Elderly people often find themselves with too little to do after retiring or watching their children grow up and move away. While many aspects of age-related decline are inevitable, a growing body of scientific evidence shows that staying involved with physical, mental and social activities can help seniors maintain a healthy mind, body and spirit.
Elderly people who remain physically active significantly reduce their risk for cognitive decline, Alzheimer's disease and dementia, according to an article published in the Journal of the American Medical Association. Physical activities include walking, yoga, gardening, golf, housework and babysitting; anything that keeps a person moving on a regular basis counts. The more active seniors are, the greater the benefit, as long as they are not overexerting themselves. Other leisure activities such as reading, writing, doing puzzles, playing cards, practicing a musical instrument and visiting friends are also closely connected to reduced cognitive decline in older adults.
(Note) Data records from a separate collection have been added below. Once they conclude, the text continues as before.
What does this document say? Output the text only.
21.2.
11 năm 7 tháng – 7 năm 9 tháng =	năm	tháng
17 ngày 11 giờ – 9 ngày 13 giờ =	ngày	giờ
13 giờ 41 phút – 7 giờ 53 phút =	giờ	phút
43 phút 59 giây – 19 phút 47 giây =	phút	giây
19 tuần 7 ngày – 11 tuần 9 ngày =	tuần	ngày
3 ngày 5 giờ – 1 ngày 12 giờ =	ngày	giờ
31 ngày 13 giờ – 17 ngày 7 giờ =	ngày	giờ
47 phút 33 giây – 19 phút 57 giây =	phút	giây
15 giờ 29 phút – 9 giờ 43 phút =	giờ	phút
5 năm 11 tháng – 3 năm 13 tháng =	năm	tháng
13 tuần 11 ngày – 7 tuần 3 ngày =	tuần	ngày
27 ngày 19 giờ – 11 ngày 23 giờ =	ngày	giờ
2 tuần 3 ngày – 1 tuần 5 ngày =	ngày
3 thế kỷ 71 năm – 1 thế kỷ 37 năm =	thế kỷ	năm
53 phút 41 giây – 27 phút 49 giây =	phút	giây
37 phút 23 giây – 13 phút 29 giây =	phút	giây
Regular physical activity reduces incidence of premature death due to chronic diseases such as heart attack, stroke and diabetes. It also helps people maintain bone mass density, which can help prevent osteoporosis. Elderly people who exercise regularly are also more agile and mobile, which can improve quality of life and extend independence long into the golden years. If you are already active, keep it up; think twice before letting well-intentioned caregivers do things for you that you can easily do yourself. If you have been inactive for awhile, talk to your health care provider about ways to increase your activity. Easy ways to add more exercise to your day include using a push mower instead of riding mower, parking your car farther from you destination and walking to pick up the daily paper instead of receiving delivery.
Social activities can help keep older adults engaged in the world and close to other people. Taking part in group activities and social events helps elderly people maintain a sense of meaning and purpose in life, which will boost emotional well-being. A lack of engaging activities and too little contact with others can lead to depression and other negative health effects. Many organisations such as churches, athletic facilities and senior centres offer a wide variety of activities to keep elderly people active and involved in their communities.
Many older people develop sleep disorders as they age. Getting too little sleep can affect mental function, energy levels, mood and immunity. Daily exercise is one way to maintain healthy sleep patterns. Getting enough sleep will help seniors maintain the energy and mood needed to want to engage in other leisure and social activities.